Perfect binary tree – all levels are complete, the most optimal for traversal, insertion/deletion and manipulation of data

2. Full Binary Tree – all nodes have 0 or 2 children

3. Complete Binary Tree – all levels are filled, or all nodes in last level are as left as possible

4. Binary Search Tree ( BST )- left children are smaller than the parent, right are larger

5. Balanced BT – O(log N) height where N is number of nodes, examples are AVL trees and Red Black Trees ( we’ll talk about them later ), they balance the height and number of nodes to maintain the O(log N) height, these are, after the perfect binary trees, the most performant

6. Unbalanced ( degenerate ) BT – example is similar to linked lists, most if not all nodes have one child and traversal and all other operations are the worst case scenario O(N) complexity

Now that we know all the forms BT can have let’s talk on properties, most are useful only in perfect, full and complete BTs.

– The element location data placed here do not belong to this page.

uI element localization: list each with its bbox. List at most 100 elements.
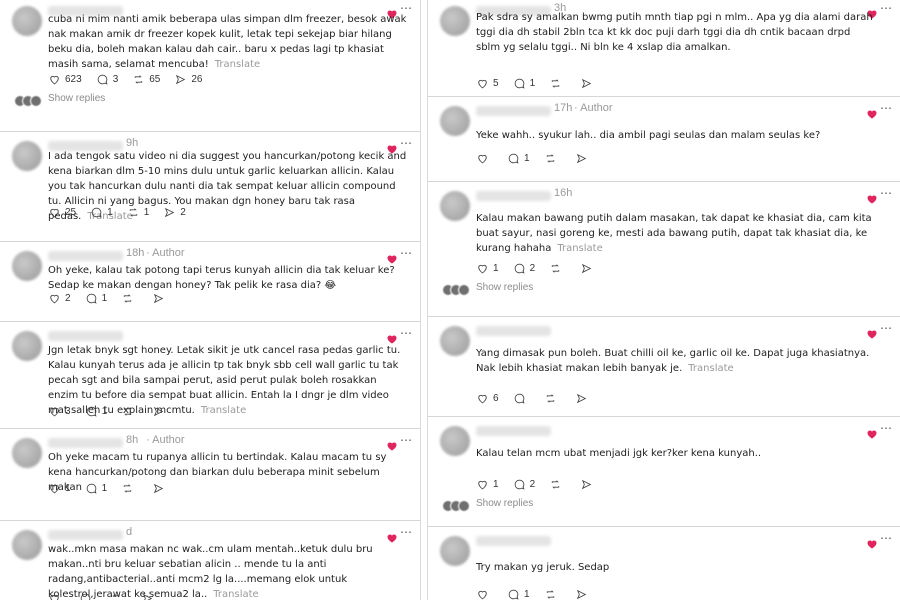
like-button[interactable]: 1 [476, 262, 499, 275]
like-button[interactable]: 2 [48, 292, 71, 305]
share-button[interactable] [152, 292, 169, 305]
show-replies-link[interactable]: Show replies [476, 282, 533, 293]
show-replies-link[interactable]: Show replies [48, 93, 105, 104]
more-options-icon[interactable]: ⋯ [880, 421, 893, 435]
reply-button[interactable]: 1 [513, 77, 536, 90]
action-bar: 623 3 65 26 [48, 73, 203, 86]
reply-button[interactable]: 1 [507, 588, 530, 600]
share-button[interactable]: 26 [174, 73, 203, 86]
username[interactable] [476, 326, 551, 336]
comment-body: Yang dimasak pun boleh. Buat chilli oil … [476, 348, 870, 374]
reply-icon [514, 78, 525, 89]
repost-button[interactable] [121, 292, 138, 305]
username[interactable] [476, 426, 551, 436]
avatar[interactable] [440, 536, 470, 566]
reply-button[interactable]: 1 [85, 292, 107, 305]
replies-count: 1 [529, 78, 536, 89]
comment-body: Yeke wahh.. syukur lah.. dia ambil pagi … [476, 130, 821, 141]
share-button[interactable] [152, 405, 169, 418]
avatar[interactable] [440, 106, 470, 136]
avatar[interactable] [12, 141, 42, 171]
comment-separator [0, 321, 420, 322]
more-options-icon[interactable]: ⋯ [400, 525, 413, 539]
more-options-icon[interactable]: ⋯ [400, 246, 413, 260]
show-replies-link[interactable]: Show replies [476, 498, 533, 509]
reply-button[interactable] [79, 592, 96, 600]
reply-button[interactable]: 1 [507, 152, 530, 165]
repost-button[interactable] [544, 588, 561, 600]
comment-body: Pak sdra sy amalkan bwmg putih mnth tiap… [476, 12, 873, 53]
like-button[interactable] [476, 588, 493, 600]
more-options-icon[interactable]: ⋯ [880, 321, 893, 335]
like-button[interactable]: 1 [476, 478, 499, 491]
like-button[interactable]: 5 [476, 77, 499, 90]
like-button[interactable]: 1 [48, 482, 71, 495]
username[interactable] [476, 191, 551, 201]
comment-body: Kalau makan bawang putih dalam masakan, … [476, 213, 872, 254]
reply-button[interactable]: 1 [90, 206, 113, 219]
share-icon [576, 153, 586, 164]
share-button[interactable] [141, 592, 158, 600]
more-options-icon[interactable]: ⋯ [400, 136, 413, 150]
like-button[interactable]: 6 [476, 392, 499, 405]
translate-link[interactable]: Translate [215, 59, 260, 70]
repost-button[interactable] [121, 405, 138, 418]
repost-button[interactable]: 65 [132, 73, 160, 86]
share-button[interactable] [580, 262, 597, 275]
translate-link[interactable]: Translate [201, 405, 246, 416]
more-options-icon[interactable]: ⋯ [880, 186, 893, 200]
like-button[interactable] [476, 152, 493, 165]
repost-button[interactable]: 1 [127, 206, 149, 219]
repost-button[interactable] [121, 482, 138, 495]
share-button[interactable] [152, 482, 169, 495]
share-button[interactable] [575, 152, 592, 165]
translate-link[interactable]: Translate [557, 243, 602, 254]
reply-button[interactable]: 3 [96, 73, 118, 86]
repost-button[interactable] [549, 262, 566, 275]
repost-button[interactable] [544, 392, 561, 405]
reply-button[interactable]: 1 [85, 482, 107, 495]
share-button[interactable] [580, 478, 597, 491]
more-options-icon[interactable]: ⋯ [400, 326, 413, 340]
reply-button[interactable]: 1 [85, 405, 107, 418]
reply-button[interactable] [513, 392, 530, 405]
more-options-icon[interactable]: ⋯ [400, 433, 413, 447]
more-options-icon[interactable]: ⋯ [880, 531, 893, 545]
avatar[interactable] [440, 6, 470, 36]
avatar[interactable] [440, 191, 470, 221]
repost-icon [123, 484, 132, 493]
avatar[interactable] [440, 426, 470, 456]
like-button[interactable]: 623 [48, 73, 82, 86]
username[interactable] [48, 331, 123, 341]
comment-separator [0, 520, 420, 521]
share-button[interactable]: 2 [163, 206, 186, 219]
like-button[interactable]: 3 [48, 405, 71, 418]
more-options-icon[interactable]: ⋯ [880, 101, 893, 115]
repost-button[interactable] [549, 77, 566, 90]
share-button[interactable] [575, 588, 592, 600]
like-button[interactable]: 25 [48, 206, 76, 219]
avatar[interactable] [12, 331, 42, 361]
repost-button[interactable] [549, 478, 566, 491]
username[interactable] [476, 106, 551, 116]
translate-link[interactable]: Translate [688, 363, 733, 374]
avatar[interactable] [440, 326, 470, 356]
reply-button[interactable]: 2 [513, 478, 535, 491]
more-options-icon[interactable]: ⋯ [880, 1, 893, 15]
avatar[interactable] [12, 6, 42, 36]
username[interactable] [476, 536, 551, 546]
share-button[interactable] [580, 77, 597, 90]
avatar[interactable] [12, 438, 42, 468]
avatar[interactable] [12, 251, 42, 281]
like-button[interactable] [48, 592, 65, 600]
username[interactable] [48, 251, 123, 261]
repost-button[interactable] [110, 592, 127, 600]
avatar[interactable] [12, 530, 42, 560]
share-button[interactable] [575, 392, 592, 405]
reply-button[interactable]: 2 [513, 262, 535, 275]
translate-link[interactable]: Translate [213, 589, 258, 600]
username[interactable] [48, 530, 123, 540]
reply-icon [514, 393, 525, 404]
repost-button[interactable] [544, 152, 561, 165]
username[interactable] [48, 438, 123, 448]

Maximum number of nodes at level i of a BT is 2ⁱ — this considers the root node being the level 0, level underneath the root has 2 node ( two children of the root ) or 2¹, level after that 4 ( 2 children from each of nodes from the last level, so 2². If the tree is a perfect BT number of nodes at level i is equal to 2ⁱ.
In a BT with height/number of levels of h number of nodes is max 2^h-1 — this considers root as height of 1, again maximum number is achieved when BT is perfect. You can think of number of nodes in BT as sum of all levels, and number of nodes in a level is 2ⁱ for each level i so number of nodes is the sum 1 + 2 + 4… + 2^h and that sequence is equal to 2^h – 1;
If BT is full, number of leaves is equal to number of nodes with 2 children + 1 — to proof this, 2^h-1 – number of leaves, N – number of internal nodes, and 2^h – 1 as number of all nodes, N is the difference between all nodes and leaf nodes so N = 2^h-1 – 2^h – 1 = 2^h-1 * ( 2 – 1) – 1 = 2^h-1 – 1, because number of leaves is 2^h-1 ⇒ number of leaves = N + 1

ALV and Red Black Trees

We’ll just cover the basic concepts of there two types of binary trees because I could go on and write a post about just inserting elements into one so I’ll keep things simple. These two trees are what is called self balancing trees.

AVL trees use rotation method on insertion and deletion to keep the difference between height of left and right subtree of every node less than or equal to 1.

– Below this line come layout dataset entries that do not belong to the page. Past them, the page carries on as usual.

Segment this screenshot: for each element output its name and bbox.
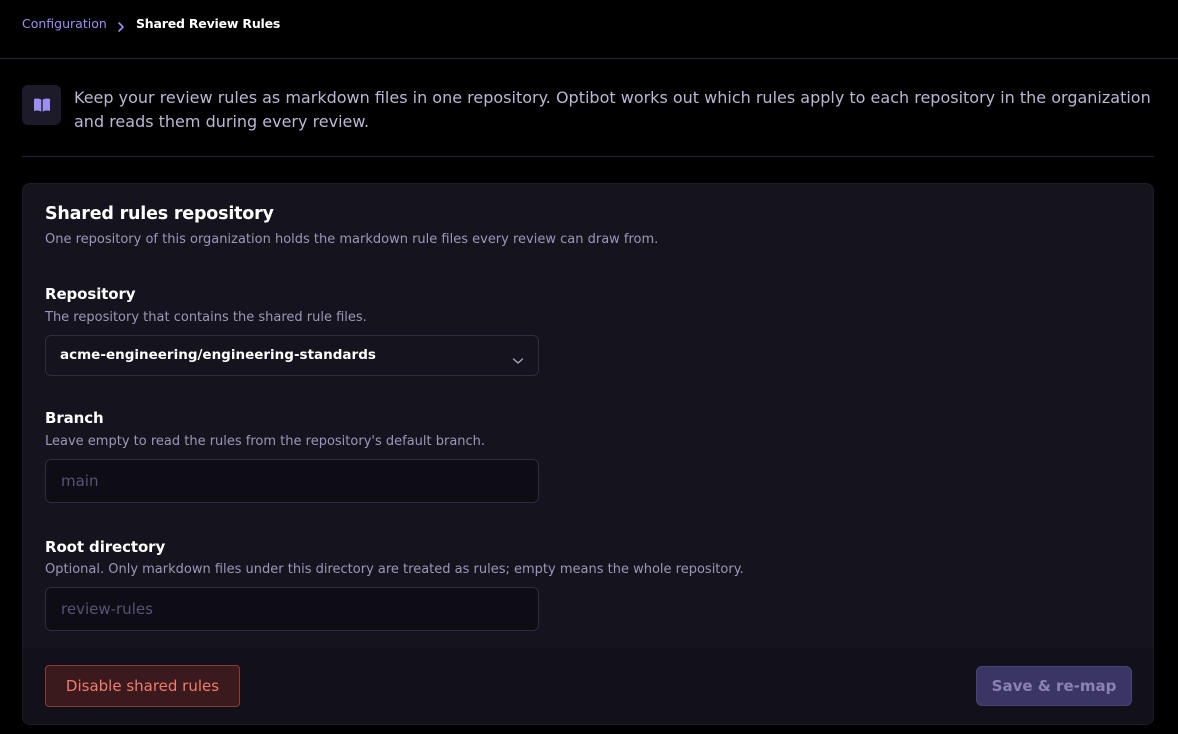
branch-help: Leave empty to read the rules from the r… [45, 434, 486, 449]
branch-input[interactable] [45, 459, 539, 503]
card-description: One repository of this organization hold… [45, 232, 659, 247]
chevron-down-icon [512, 351, 524, 370]
top-bar: Configuration Shared Review Rules [0, 0, 1178, 59]
breadcrumb-configuration-link[interactable]: Configuration [22, 16, 107, 31]
chevron-right-icon [116, 18, 126, 32]
book-open-icon [22, 85, 61, 125]
repository-label: Repository [45, 285, 136, 303]
shared-rules-card: Shared rules repository One repository o… [22, 183, 1154, 725]
branch-label: Branch [45, 409, 104, 427]
repository-select-value: acme-engineering/engineering-standards [60, 347, 376, 363]
repository-help: The repository that contains the shared … [45, 310, 367, 325]
divider [22, 156, 1154, 157]
breadcrumb-current: Shared Review Rules [136, 16, 281, 31]
card-title: Shared rules repository [45, 204, 274, 224]
root-directory-input[interactable] [45, 587, 539, 631]
repository-select[interactable]: acme-engineering/engineering-standards [45, 335, 539, 376]
root-directory-help: Optional. Only markdown files under this… [45, 562, 744, 577]
disable-shared-rules-button[interactable]: Disable shared rules [45, 665, 240, 707]
save-and-remap-button[interactable]: Save & re-map [976, 666, 1132, 706]
root-directory-label: Root directory [45, 538, 166, 556]
intro-description: Keep your review rules as markdown files… [74, 88, 1151, 131]
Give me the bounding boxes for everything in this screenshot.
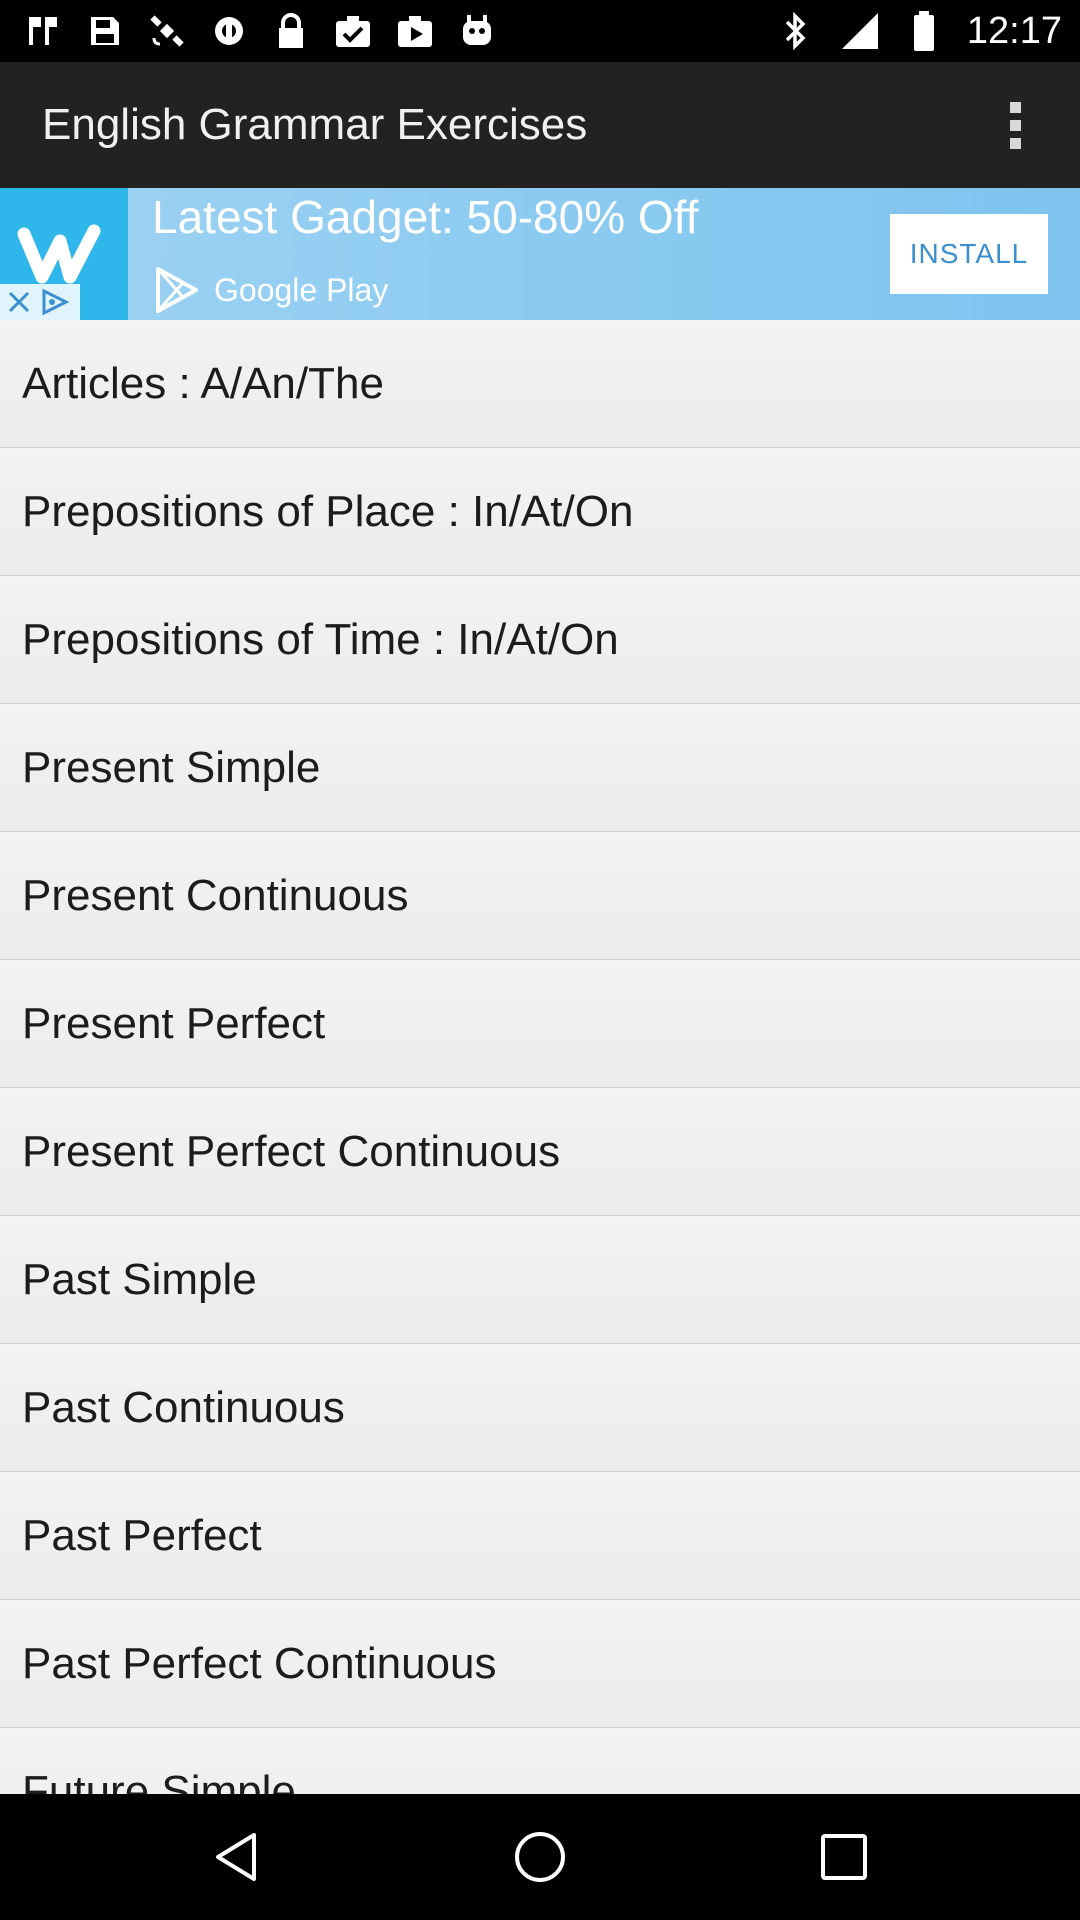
satellite-icon: [146, 10, 188, 52]
lock-icon: [270, 10, 312, 52]
list-item-label: Present Continuous: [22, 871, 409, 920]
app-title: English Grammar Exercises: [42, 100, 588, 149]
save-icon: [84, 10, 126, 52]
ad-choices-icon[interactable]: [40, 288, 74, 316]
menu-dot: [1009, 119, 1021, 131]
list-item[interactable]: Present Perfect: [0, 960, 1080, 1088]
list-item[interactable]: Past Simple: [0, 1216, 1080, 1344]
app-bar: English Grammar Exercises: [0, 62, 1080, 188]
clock: 12:17: [966, 9, 1062, 52]
list-item-label: Prepositions of Place : In/At/On: [22, 487, 634, 536]
play-store-icon: [394, 10, 436, 52]
system-icons: 12:17: [775, 8, 1062, 54]
install-button[interactable]: INSTALL: [890, 214, 1048, 294]
list-item-label: Present Simple: [22, 743, 321, 792]
status-bar: 12:17: [0, 0, 1080, 62]
google-play-icon: [156, 267, 198, 313]
list-item[interactable]: Present Perfect Continuous: [0, 1088, 1080, 1216]
list-item[interactable]: Past Continuous: [0, 1344, 1080, 1472]
recents-icon[interactable]: [784, 1794, 904, 1920]
home-icon[interactable]: [480, 1794, 600, 1920]
menu-dot: [1009, 101, 1021, 113]
ad-store-label: Google Play: [214, 271, 389, 308]
overflow-menu-icon[interactable]: [980, 90, 1050, 160]
list-item[interactable]: Articles : A/An/The: [0, 320, 1080, 448]
list-item[interactable]: Prepositions of Time : In/At/On: [0, 576, 1080, 704]
back-icon[interactable]: [176, 1794, 296, 1920]
list-item-label: Past Perfect Continuous: [22, 1639, 497, 1688]
list-item-label: Past Simple: [22, 1255, 257, 1304]
topic-list: Articles : A/An/The Prepositions of Plac…: [0, 320, 1080, 1794]
signal-icon: [839, 10, 881, 52]
ad-store-badge: Google Play: [152, 266, 388, 314]
list-item-label: Present Perfect: [22, 999, 326, 1048]
list-item-label: Present Perfect Continuous: [22, 1127, 561, 1176]
list-item-label: Past Perfect: [22, 1511, 262, 1560]
menu-dot: [1009, 137, 1021, 149]
list-item-label: Past Continuous: [22, 1383, 345, 1432]
notification-icons: [22, 8, 498, 54]
navigation-bar: [0, 1794, 1080, 1920]
ad-headline: Latest Gadget: 50-80% Off: [152, 191, 699, 243]
list-item-label: Future Simple: [22, 1767, 296, 1794]
robot-icon: [456, 10, 498, 52]
list-item-label: Prepositions of Time : In/At/On: [22, 615, 619, 664]
bluetooth-icon: [775, 10, 817, 52]
ad-choices[interactable]: [0, 284, 80, 320]
list-item[interactable]: Present Simple: [0, 704, 1080, 832]
list-item[interactable]: Past Perfect Continuous: [0, 1600, 1080, 1728]
fake-gps-icon: [22, 10, 64, 52]
list-item[interactable]: Prepositions of Place : In/At/On: [0, 448, 1080, 576]
battery-icon: [903, 10, 945, 52]
sync-icon: [208, 10, 250, 52]
checklist-icon: [332, 10, 374, 52]
list-item[interactable]: Past Perfect: [0, 1472, 1080, 1600]
list-item-label: Articles : A/An/The: [22, 359, 384, 408]
list-item[interactable]: Future Simple: [0, 1728, 1080, 1794]
ad-banner[interactable]: Latest Gadget: 50-80% Off Google Play IN…: [0, 188, 1080, 320]
close-icon[interactable]: [6, 289, 32, 315]
list-item[interactable]: Present Continuous: [0, 832, 1080, 960]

Red Black trees along with the data on each node store a 1 bit of colour, either red or black. Balance is kept with the rule that two red nodes cannot be adjacent, aka red node cannot have a red child or a red parent. Also all leaf nodes are black and root is black.

These trees exist because they keep the operations on the tree in O(log N) time, which is the case with BST in general but the worst case can have O(N) time if the tree height gets to high in comparison to number of nodes.

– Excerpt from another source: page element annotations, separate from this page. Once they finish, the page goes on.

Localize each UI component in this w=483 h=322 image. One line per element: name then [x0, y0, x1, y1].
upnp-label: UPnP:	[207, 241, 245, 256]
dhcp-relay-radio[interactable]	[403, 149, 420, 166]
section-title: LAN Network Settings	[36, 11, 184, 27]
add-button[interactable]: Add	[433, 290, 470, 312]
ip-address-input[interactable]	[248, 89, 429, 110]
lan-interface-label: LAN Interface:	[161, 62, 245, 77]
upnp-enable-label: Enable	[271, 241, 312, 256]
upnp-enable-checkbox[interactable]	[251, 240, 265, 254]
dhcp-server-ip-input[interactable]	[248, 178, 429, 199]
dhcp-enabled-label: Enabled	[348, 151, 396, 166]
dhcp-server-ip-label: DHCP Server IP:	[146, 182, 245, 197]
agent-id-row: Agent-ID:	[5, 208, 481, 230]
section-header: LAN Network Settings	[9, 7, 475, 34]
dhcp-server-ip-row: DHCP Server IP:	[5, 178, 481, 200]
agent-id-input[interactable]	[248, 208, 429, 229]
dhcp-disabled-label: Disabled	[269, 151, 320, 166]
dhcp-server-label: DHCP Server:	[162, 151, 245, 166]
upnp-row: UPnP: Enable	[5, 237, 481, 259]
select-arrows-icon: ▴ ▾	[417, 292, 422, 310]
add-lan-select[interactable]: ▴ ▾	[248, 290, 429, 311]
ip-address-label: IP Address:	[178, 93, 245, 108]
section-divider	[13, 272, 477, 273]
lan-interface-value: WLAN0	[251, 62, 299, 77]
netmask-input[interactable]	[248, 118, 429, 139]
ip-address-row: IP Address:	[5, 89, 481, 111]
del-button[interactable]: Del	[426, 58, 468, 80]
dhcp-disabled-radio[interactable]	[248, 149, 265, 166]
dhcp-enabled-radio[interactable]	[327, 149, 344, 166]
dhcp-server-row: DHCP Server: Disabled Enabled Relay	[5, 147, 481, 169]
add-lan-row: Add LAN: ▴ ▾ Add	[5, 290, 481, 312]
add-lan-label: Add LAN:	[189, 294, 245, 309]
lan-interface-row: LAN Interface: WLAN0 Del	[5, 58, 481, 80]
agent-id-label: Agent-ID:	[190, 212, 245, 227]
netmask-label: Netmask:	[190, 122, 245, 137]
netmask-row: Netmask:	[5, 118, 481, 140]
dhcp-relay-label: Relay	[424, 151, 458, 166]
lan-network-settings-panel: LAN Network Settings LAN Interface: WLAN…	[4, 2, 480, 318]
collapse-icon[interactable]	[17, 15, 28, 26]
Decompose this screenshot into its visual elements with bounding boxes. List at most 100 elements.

Red and black trees are used in implementation of C++ and Java maps and sets, Linux CPU scheduling and in K-means clustering algorithms and computational geometry. In general if your program requires large number of insertion and deletion RB trees are better than AVL trees

AVL trees are also used to implement maps and dictionaries and also in large data bases where there isn’t a lot of insertion and deletion but frequent searching.

This was mostly a theoretical introduction to trees, where trees get practical are in the algorithms for traversing and manipulating data stored in them. Those topics will be covered in a course on algorithms that’s coming soon.